C’était justement la perspective de concourir face aux Canadiennes, devant leur public, qui avait encouragé l’équipe de Norberg à viser les Jeux de Vancouver, et c’est sous la pression extrême que la Suède fait preuve, une fois encore, de plus de résilience. Une manche supplémentaire doit être jouée et Bernard rate sa dernière pierre, donnant à Norberg sa deuxième médaille d’or, et une part de l’histoire olympique.
“Je crois que c’est plus facile lorsque vous avez déjà une médaille d’or olympique”, dit-elle. “Mais à Turin, nous avions gagné parce que j’avais mis la dernière pierre, tandis qu’à Vancouver, nous avons gagné parce que l’équipe adverse a raté la sienne. Et quelque part au fond de moi, ce n’est pas si facile d’être heureuse de l’échec de l’adversaire, surtout devant son public. C’était dur pour elles. Alors, cela vous désole un peu aussi.”
Trois ans plus tard, ayant réalisé tout ce dont elle rêvait, Norberg arrête la compétition pour de bon.
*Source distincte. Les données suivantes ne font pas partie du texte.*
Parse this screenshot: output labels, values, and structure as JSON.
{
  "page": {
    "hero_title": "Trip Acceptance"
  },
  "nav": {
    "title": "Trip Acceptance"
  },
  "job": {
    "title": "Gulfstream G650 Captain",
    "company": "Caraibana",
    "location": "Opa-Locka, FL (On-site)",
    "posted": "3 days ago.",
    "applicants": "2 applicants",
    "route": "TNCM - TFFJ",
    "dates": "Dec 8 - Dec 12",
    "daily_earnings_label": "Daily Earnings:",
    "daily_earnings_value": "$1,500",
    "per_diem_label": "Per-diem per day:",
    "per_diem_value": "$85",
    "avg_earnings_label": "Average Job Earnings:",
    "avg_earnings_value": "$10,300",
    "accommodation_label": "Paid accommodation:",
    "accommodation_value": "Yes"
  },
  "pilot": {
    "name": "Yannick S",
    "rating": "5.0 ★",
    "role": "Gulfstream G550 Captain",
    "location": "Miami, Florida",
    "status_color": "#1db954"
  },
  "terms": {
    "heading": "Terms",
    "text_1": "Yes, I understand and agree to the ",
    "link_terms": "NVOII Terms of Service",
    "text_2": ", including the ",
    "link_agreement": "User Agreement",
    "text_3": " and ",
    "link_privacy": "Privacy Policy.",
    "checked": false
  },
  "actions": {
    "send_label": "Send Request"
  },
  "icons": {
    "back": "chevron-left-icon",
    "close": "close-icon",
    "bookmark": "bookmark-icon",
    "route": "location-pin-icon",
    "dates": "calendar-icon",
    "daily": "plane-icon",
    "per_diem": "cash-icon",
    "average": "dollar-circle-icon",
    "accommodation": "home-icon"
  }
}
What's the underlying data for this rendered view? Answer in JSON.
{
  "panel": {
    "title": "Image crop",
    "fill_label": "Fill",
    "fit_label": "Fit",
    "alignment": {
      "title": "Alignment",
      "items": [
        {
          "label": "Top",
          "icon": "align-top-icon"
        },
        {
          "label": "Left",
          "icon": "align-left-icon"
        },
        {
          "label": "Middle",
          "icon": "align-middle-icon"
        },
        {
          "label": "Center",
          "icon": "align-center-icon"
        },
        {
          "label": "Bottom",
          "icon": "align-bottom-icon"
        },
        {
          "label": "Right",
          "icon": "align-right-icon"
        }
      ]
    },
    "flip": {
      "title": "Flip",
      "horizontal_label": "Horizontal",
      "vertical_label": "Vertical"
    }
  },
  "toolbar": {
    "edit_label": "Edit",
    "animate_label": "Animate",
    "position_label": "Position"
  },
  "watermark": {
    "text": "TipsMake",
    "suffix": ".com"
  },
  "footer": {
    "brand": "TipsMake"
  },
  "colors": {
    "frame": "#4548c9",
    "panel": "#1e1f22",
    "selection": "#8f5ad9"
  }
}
Après tout, lorsqu’elle a constitué sa première équipe en 1982, la perspective de concourir simplement aux Jeux Olympiques d’hiver était déjà quelque chose de fantastique.
“J’ai rencontré une de mes anciennes camarades de classe qui m’a rappelé que j’avais dit un jour à toute la classe que je serais championne olympique”, raconte Norberg. “Elle s’en est souvenue parce qu’à l’époque, tout le monde pensait que c’était une idée vraiment folle, surtout que le curling n’était même pas encore un sport olympique.”